Rice shows some signs of seeing this. She is not content with the instruments of foreign policy as they exist, and her speeches last week were about fostering new ones -- a strengthened office for post-conflict stabilization and a reconfigured foreign aid program. But this only begins to confront Fukuyama's worry, which is that no amount of tinkering with the apparatus of government will make nation-building possible. Creating a functional Iraq or Afghanistan requires creating norms of work and trust and honesty, and such norms can't be conjured by outsiders, no matter how well organized they are.

This is indeed a deep philosophical question. One which at the same time goes to the heart of the differences across the political spectrum in the US today, with its distinction between those who believe politics can change things, including institutions, and those who don't profess to societal engineering in the same sense, and who have a more organic conception of what society is: one that does not rely on the state as the ultimate formatting power. Funnily enough, this distinction is not all constitutive for the political spectrum in Europe where those critical of the state are much less present: instead, there are those who support the state because they believe to have created it in their image so that it helps to uphold the organic social order (conservative paternalism) or better it (socialdemocrat paternalism).

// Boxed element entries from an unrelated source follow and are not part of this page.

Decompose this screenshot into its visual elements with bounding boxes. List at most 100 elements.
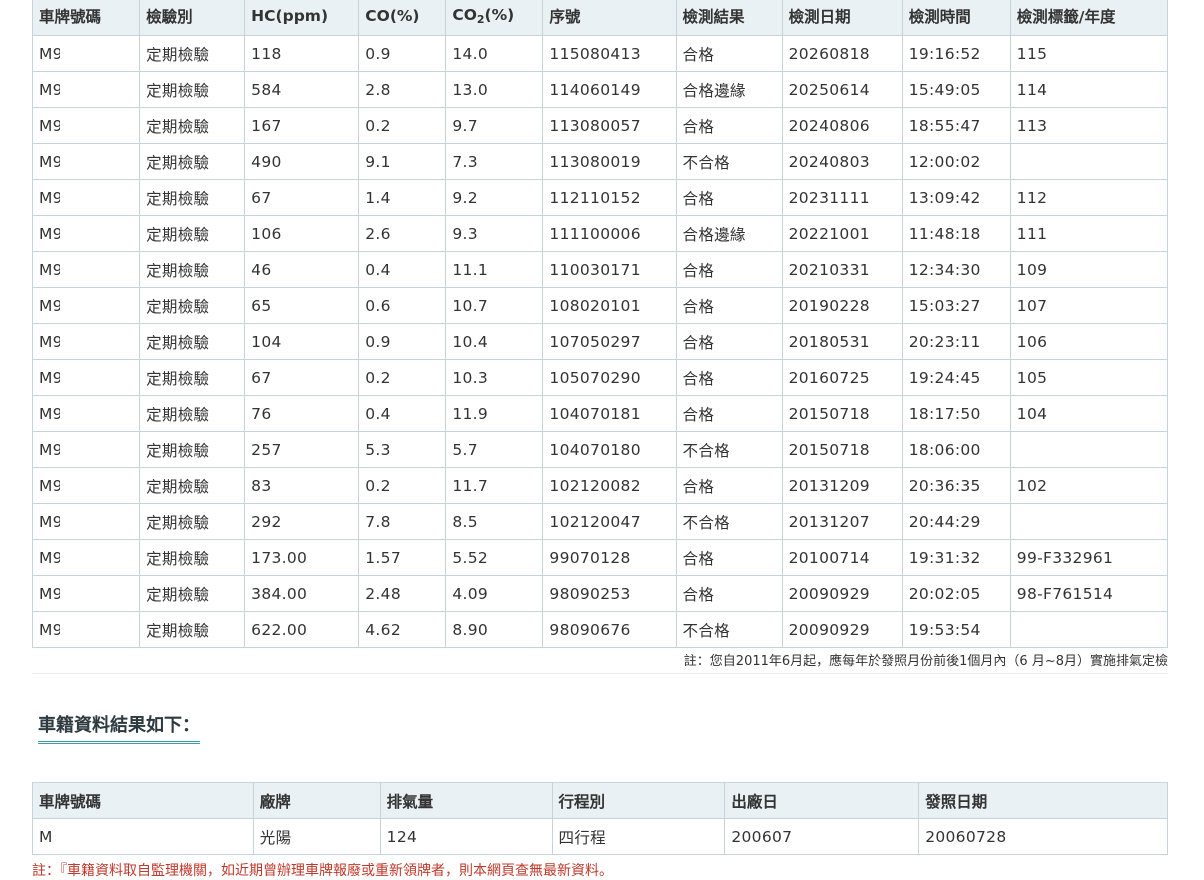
reg-cell-plate: M <box>32 818 254 855</box>
cell-co: 9.1 <box>358 143 447 180</box>
cell-date: 20150718 <box>781 395 903 432</box>
cell-co: 1.4 <box>358 179 447 216</box>
cell-co2: 9.2 <box>445 179 544 216</box>
cell-time: 15:03:27 <box>901 287 1011 324</box>
inspection-table-body: M9 定期檢驗 118 0.9 14.0 115080413 合格 20260818 19:16… <box>31 35 1169 648</box>
registration-header-row: 車牌號碼 廠牌 排氣量 行程別 出廠日 發照日期 <box>32 782 1168 819</box>
plate-redaction-mask <box>60 324 139 359</box>
inspection-table: 車牌號碼 檢驗別 HC(ppm) CO(%) CO2(%) 序號 檢測結果 檢測… <box>31 0 1169 648</box>
cell-label <box>1009 143 1169 180</box>
cell-co2: 9.7 <box>445 107 544 144</box>
cell-serial: 107050297 <box>542 323 677 360</box>
cell-time: 19:53:54 <box>901 611 1011 648</box>
cell-label: 109 <box>1009 251 1169 288</box>
reg-cell-manufacture: 200607 <box>724 818 920 855</box>
cell-co2: 14.0 <box>445 35 544 72</box>
cell-co: 2.6 <box>358 215 447 252</box>
cell-co: 0.4 <box>358 251 447 288</box>
cell-label: 113 <box>1009 107 1169 144</box>
inspection-header-row: 車牌號碼 檢驗別 HC(ppm) CO(%) CO2(%) 序號 檢測結果 檢測… <box>31 0 1169 36</box>
cell-hc: 67 <box>244 179 360 216</box>
cell-result: 不合格 <box>675 503 783 540</box>
cell-date: 20221001 <box>781 215 903 252</box>
plate-redaction-mask <box>60 540 139 575</box>
cell-time: 20:23:11 <box>901 323 1011 360</box>
cell-time: 20:44:29 <box>901 503 1011 540</box>
cell-label: 99-F332961 <box>1009 539 1169 576</box>
cell-date: 20231111 <box>781 179 903 216</box>
cell-type: 定期檢驗 <box>139 35 246 72</box>
cell-serial: 98090676 <box>542 611 677 648</box>
cell-time: 19:31:32 <box>901 539 1011 576</box>
cell-serial: 112110152 <box>542 179 677 216</box>
cell-co2: 10.7 <box>445 287 544 324</box>
cell-plate: M9 <box>31 467 141 504</box>
cell-serial: 102120047 <box>542 503 677 540</box>
cell-plate: M9 <box>31 251 141 288</box>
cell-plate: M9 <box>31 107 141 144</box>
cell-time: 18:06:00 <box>901 431 1011 468</box>
cell-label <box>1009 431 1169 468</box>
col-header-label: 檢測標籤/年度 <box>1009 0 1169 36</box>
cell-time: 11:48:18 <box>901 215 1011 252</box>
cell-type: 定期檢驗 <box>139 287 246 324</box>
table-row: M9 定期檢驗 292 7.8 8.5 102120047 不合格 20131207 20:44… <box>31 503 1169 540</box>
cell-type: 定期檢驗 <box>139 395 246 432</box>
cell-co: 0.2 <box>358 107 447 144</box>
cell-hc: 622.00 <box>244 611 360 648</box>
table-row: M9 定期檢驗 104 0.9 10.4 107050297 合格 20180531 20:23… <box>31 323 1169 360</box>
cell-hc: 104 <box>244 323 360 360</box>
cell-time: 13:09:42 <box>901 179 1011 216</box>
cell-label: 102 <box>1009 467 1169 504</box>
table-row: M9 定期檢驗 118 0.9 14.0 115080413 合格 20260818 19:16… <box>31 35 1169 72</box>
cell-co2: 11.1 <box>445 251 544 288</box>
col-header-result: 檢測結果 <box>675 0 783 36</box>
plate-redaction-mask <box>60 36 139 71</box>
table-row: M9 定期檢驗 46 0.4 11.1 110030171 合格 20210331 12:34:… <box>31 251 1169 288</box>
cell-label: 106 <box>1009 323 1169 360</box>
cell-plate: M9 <box>31 395 141 432</box>
cell-date: 20150718 <box>781 431 903 468</box>
cell-co2: 9.3 <box>445 215 544 252</box>
cell-date: 20160725 <box>781 359 903 396</box>
plate-redaction-mask <box>60 612 139 647</box>
cell-result: 合格 <box>675 395 783 432</box>
cell-plate: M9 <box>31 431 141 468</box>
cell-label: 115 <box>1009 35 1169 72</box>
cell-label <box>1009 503 1169 540</box>
col-header-serial: 序號 <box>542 0 677 36</box>
cell-co2: 13.0 <box>445 71 544 108</box>
cell-result: 合格 <box>675 179 783 216</box>
cell-co: 0.4 <box>358 395 447 432</box>
plate-redaction-mask <box>60 360 139 395</box>
cell-co2: 8.5 <box>445 503 544 540</box>
plate-redaction-mask <box>60 180 139 215</box>
reg-cell-issue: 20060728 <box>918 818 1168 855</box>
col-header-time: 檢測時間 <box>901 0 1011 36</box>
cell-result: 合格 <box>675 35 783 72</box>
cell-date: 20240806 <box>781 107 903 144</box>
cell-type: 定期檢驗 <box>139 107 246 144</box>
cell-co2: 10.4 <box>445 323 544 360</box>
cell-serial: 113080057 <box>542 107 677 144</box>
cell-result: 合格 <box>675 467 783 504</box>
col-header-type: 檢驗別 <box>139 0 246 36</box>
cell-label: 111 <box>1009 215 1169 252</box>
cell-serial: 110030171 <box>542 251 677 288</box>
cell-result: 合格 <box>675 287 783 324</box>
cell-type: 定期檢驗 <box>139 323 246 360</box>
table-row: M9 定期檢驗 257 5.3 5.7 104070180 不合格 20150718 18:06… <box>31 431 1169 468</box>
cell-hc: 67 <box>244 359 360 396</box>
cell-co2: 10.3 <box>445 359 544 396</box>
cell-co: 1.57 <box>358 539 447 576</box>
table-row: M9 定期檢驗 490 9.1 7.3 113080019 不合格 20240803 12:00… <box>31 143 1169 180</box>
col-header-date: 檢測日期 <box>781 0 903 36</box>
cell-result: 合格 <box>675 251 783 288</box>
cell-date: 20250614 <box>781 71 903 108</box>
cell-label: 98-F761514 <box>1009 575 1169 612</box>
cell-result: 合格 <box>675 539 783 576</box>
cell-co: 7.8 <box>358 503 447 540</box>
table-row: M9 定期檢驗 173.00 1.57 5.52 99070128 合格 20100714 19… <box>31 539 1169 576</box>
cell-co2: 11.9 <box>445 395 544 432</box>
registration-table: 車牌號碼 廠牌 排氣量 行程別 出廠日 發照日期 M 光陽 124 四行程 20… <box>32 782 1168 855</box>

Why is this relevant for the discussion of democracy-promoting transformational diplomacy abroad? Because it tells us something about the ideological levers and degrees of support for different positions. It can thus give us a hint about where things might go in the future.
Because the Europeans do not have an instinctual critique of the state the only challenge to Rice's transformational diplomacy will come from the American conservatives (and within the UN system from targeted elites; at the Pentagon, post-Iraq transformation means that supporting democracy has been inscribed into its basic framework of action).

Moreover, the US distinction is sounder than the European: societal institutions are, as Mallaby notes with Fukuyama, notoriously inscrutable in terms of origin - or rather, 'construction'. There is not a quick fix state-building set which requires the addition of water and stirring. Yet, when we look at the development of the modern state since the late 19th century on both sides of the Atlantic, from the American Great Society and the GI Laws, to the European Social and Christian Democrat versions there is no denying that societal institutions even in their deepest sense can be shaped over time and that politics do matter. We just have to look at the very long term, where 10 or 15 years is just a start.


So it will be exiting to follow whatever debate comes up concerning this subject in the relevant US conservative policy and academic journals -- if it doesn't show up there, it won't do so at all. The productive infight between 'blue-eyed' idealists and 'reductionist' realists may take another turn.